The belay ledges on this climb are all quite large, making this a good choice if you have three or more climbers.

By Chris Miller
Administrator
Mar 3, 2006
rating: 5.6

A great moderate (of which there are many) at Tahquitz that features fun climbing up a corner system and a very exposed finish on the upper slab.

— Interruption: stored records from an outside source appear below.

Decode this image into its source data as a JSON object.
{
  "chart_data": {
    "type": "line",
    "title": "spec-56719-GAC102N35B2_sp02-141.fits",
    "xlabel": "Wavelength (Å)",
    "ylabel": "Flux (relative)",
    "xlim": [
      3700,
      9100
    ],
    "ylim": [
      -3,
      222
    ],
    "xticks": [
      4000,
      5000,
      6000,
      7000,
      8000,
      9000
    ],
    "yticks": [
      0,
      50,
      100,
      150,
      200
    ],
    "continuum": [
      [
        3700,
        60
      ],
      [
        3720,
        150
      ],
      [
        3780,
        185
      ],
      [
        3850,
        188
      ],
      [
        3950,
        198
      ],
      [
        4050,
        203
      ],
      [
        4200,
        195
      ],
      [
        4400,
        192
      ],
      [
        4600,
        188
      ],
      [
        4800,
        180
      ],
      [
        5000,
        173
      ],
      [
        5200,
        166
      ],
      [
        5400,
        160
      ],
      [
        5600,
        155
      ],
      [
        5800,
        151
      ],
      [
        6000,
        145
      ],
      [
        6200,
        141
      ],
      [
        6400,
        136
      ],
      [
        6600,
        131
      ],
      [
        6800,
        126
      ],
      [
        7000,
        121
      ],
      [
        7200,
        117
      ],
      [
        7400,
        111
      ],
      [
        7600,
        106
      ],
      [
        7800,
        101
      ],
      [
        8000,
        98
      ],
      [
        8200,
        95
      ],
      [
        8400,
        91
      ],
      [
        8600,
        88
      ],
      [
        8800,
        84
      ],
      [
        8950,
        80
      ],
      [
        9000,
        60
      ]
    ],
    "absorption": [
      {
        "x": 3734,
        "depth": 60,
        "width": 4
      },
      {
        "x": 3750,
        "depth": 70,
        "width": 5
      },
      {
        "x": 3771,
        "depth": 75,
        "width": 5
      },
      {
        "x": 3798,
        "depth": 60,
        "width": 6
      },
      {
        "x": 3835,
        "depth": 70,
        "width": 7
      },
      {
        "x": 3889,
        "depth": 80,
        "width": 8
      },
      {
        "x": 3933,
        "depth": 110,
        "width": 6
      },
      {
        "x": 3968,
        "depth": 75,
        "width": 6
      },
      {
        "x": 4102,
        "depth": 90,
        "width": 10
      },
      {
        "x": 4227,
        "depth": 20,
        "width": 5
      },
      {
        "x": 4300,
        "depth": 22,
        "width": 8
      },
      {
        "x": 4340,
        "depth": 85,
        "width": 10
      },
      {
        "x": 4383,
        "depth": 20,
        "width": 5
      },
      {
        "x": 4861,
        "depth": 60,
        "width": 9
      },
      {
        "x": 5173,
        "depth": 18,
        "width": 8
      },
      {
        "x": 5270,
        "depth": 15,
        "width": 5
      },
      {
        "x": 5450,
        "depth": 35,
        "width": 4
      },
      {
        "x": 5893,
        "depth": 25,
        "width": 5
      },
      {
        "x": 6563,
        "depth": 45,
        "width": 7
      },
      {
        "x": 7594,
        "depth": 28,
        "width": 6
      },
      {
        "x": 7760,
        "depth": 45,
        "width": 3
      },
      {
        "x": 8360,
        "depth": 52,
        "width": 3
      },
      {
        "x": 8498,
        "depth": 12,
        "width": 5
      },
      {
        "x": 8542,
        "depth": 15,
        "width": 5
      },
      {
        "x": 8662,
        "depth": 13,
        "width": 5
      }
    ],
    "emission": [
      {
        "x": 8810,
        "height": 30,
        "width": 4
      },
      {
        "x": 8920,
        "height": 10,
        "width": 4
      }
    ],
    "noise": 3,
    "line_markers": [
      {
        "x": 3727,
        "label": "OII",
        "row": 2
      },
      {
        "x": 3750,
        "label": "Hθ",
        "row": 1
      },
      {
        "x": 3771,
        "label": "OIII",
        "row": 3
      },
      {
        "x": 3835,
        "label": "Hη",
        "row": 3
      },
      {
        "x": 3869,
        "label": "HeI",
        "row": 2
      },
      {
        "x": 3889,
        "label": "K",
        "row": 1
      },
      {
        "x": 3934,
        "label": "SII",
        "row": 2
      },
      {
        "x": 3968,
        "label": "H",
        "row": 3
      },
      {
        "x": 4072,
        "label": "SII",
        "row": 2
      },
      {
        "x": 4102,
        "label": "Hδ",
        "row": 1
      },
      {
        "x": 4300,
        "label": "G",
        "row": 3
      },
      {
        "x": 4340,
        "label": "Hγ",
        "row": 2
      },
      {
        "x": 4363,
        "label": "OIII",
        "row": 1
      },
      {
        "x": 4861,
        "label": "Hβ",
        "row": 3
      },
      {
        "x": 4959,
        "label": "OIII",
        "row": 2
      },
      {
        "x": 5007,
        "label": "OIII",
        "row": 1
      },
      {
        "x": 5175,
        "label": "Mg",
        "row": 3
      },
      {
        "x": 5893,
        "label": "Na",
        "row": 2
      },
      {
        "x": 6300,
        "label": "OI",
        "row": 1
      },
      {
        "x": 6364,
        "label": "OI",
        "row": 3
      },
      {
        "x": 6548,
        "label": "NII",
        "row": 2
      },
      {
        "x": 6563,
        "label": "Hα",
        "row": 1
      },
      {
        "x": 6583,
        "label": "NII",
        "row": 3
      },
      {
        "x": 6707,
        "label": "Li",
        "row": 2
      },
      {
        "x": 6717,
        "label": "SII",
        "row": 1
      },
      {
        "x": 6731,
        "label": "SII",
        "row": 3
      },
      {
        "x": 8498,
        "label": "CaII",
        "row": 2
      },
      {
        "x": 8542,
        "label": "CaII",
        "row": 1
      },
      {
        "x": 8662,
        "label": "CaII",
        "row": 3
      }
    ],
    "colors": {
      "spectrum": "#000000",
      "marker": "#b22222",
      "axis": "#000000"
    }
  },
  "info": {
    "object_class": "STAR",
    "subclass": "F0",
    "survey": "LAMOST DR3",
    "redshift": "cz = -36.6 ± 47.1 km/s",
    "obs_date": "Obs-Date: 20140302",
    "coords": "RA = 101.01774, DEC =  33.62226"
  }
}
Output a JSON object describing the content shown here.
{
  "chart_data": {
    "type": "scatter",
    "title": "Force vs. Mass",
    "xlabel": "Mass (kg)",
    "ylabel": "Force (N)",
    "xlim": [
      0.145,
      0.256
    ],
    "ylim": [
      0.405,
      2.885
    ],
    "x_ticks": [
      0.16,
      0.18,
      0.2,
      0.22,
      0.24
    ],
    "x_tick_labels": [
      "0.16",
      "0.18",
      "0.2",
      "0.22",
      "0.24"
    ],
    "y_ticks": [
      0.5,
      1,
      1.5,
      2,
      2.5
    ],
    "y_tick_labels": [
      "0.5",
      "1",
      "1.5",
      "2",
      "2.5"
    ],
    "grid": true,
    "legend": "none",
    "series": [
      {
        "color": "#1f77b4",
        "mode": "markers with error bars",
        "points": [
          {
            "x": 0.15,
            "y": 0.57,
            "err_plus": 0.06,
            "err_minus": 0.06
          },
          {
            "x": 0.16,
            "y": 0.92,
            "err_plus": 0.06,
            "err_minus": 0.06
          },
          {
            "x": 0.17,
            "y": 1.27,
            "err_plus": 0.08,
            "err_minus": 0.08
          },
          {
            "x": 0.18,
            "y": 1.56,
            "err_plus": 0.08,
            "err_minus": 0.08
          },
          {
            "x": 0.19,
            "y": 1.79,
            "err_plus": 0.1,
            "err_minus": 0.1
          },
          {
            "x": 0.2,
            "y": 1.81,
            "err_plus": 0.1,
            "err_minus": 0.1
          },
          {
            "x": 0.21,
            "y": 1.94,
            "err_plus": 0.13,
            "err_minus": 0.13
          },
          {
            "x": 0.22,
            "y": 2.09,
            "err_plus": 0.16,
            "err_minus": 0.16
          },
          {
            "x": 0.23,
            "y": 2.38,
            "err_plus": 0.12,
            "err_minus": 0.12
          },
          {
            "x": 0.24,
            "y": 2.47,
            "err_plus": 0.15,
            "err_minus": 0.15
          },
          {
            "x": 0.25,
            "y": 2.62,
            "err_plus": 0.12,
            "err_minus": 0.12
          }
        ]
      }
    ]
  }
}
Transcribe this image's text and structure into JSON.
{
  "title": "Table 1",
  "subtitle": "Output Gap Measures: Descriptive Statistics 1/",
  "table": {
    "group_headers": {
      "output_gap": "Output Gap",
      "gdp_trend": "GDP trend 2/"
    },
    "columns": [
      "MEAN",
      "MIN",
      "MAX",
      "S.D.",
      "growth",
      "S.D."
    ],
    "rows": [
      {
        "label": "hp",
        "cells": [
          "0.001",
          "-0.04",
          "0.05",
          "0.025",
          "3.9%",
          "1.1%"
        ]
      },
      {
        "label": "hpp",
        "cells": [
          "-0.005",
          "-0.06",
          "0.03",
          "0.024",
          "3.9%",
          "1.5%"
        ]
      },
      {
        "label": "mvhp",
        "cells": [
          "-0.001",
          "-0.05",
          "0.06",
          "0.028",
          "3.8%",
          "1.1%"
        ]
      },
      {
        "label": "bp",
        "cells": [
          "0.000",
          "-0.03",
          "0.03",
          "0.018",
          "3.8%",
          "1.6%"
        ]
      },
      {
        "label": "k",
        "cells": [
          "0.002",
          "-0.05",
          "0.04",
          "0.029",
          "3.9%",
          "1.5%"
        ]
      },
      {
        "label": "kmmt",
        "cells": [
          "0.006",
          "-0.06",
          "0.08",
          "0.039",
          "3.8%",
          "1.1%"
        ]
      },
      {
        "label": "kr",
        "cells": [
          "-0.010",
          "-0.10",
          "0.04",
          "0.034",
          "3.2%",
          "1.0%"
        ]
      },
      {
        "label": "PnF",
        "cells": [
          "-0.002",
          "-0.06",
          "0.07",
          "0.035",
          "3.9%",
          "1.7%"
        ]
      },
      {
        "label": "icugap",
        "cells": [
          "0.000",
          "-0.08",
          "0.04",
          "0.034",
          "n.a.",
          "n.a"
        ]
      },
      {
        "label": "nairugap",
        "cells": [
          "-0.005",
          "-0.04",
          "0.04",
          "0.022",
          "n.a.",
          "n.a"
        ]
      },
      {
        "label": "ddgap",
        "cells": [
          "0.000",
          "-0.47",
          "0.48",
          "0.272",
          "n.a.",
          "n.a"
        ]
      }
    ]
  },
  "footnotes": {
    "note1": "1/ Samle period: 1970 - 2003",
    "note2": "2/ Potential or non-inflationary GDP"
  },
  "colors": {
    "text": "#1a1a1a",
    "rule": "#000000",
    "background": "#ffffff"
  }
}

The name is a take-off of Angel's Flight, the "World's shortest railroad".

By Bill Olszewski
From: San Diego, CA
Jul 9, 2007
rating: 5.6

Fun climb! I thought the steep section of P1 (P2 in the guidebook) was the crux. Got off-route up high but figured it out and finished with the fingertip "lieback" crack. Nice!

By Marcy
From: Tempe, AZ
Aug 27, 2007
rating: 5.6

I recommend the fingertip lieback variation at the top - it is super FUN!

By Mark L
3 days ago

The steep face climbing after the chimney felt the toughest part of the climb - deciding whether to go left or right. Went right and it might have been a little harder that way + rope drag got bad. Dihedral pitch is super easy and the roof is easier than it looks. For those leaving lunch ledge the first time, could be helpful to get beta from someone while you are there if you want to do the 5.3 slab finish instead of the crack.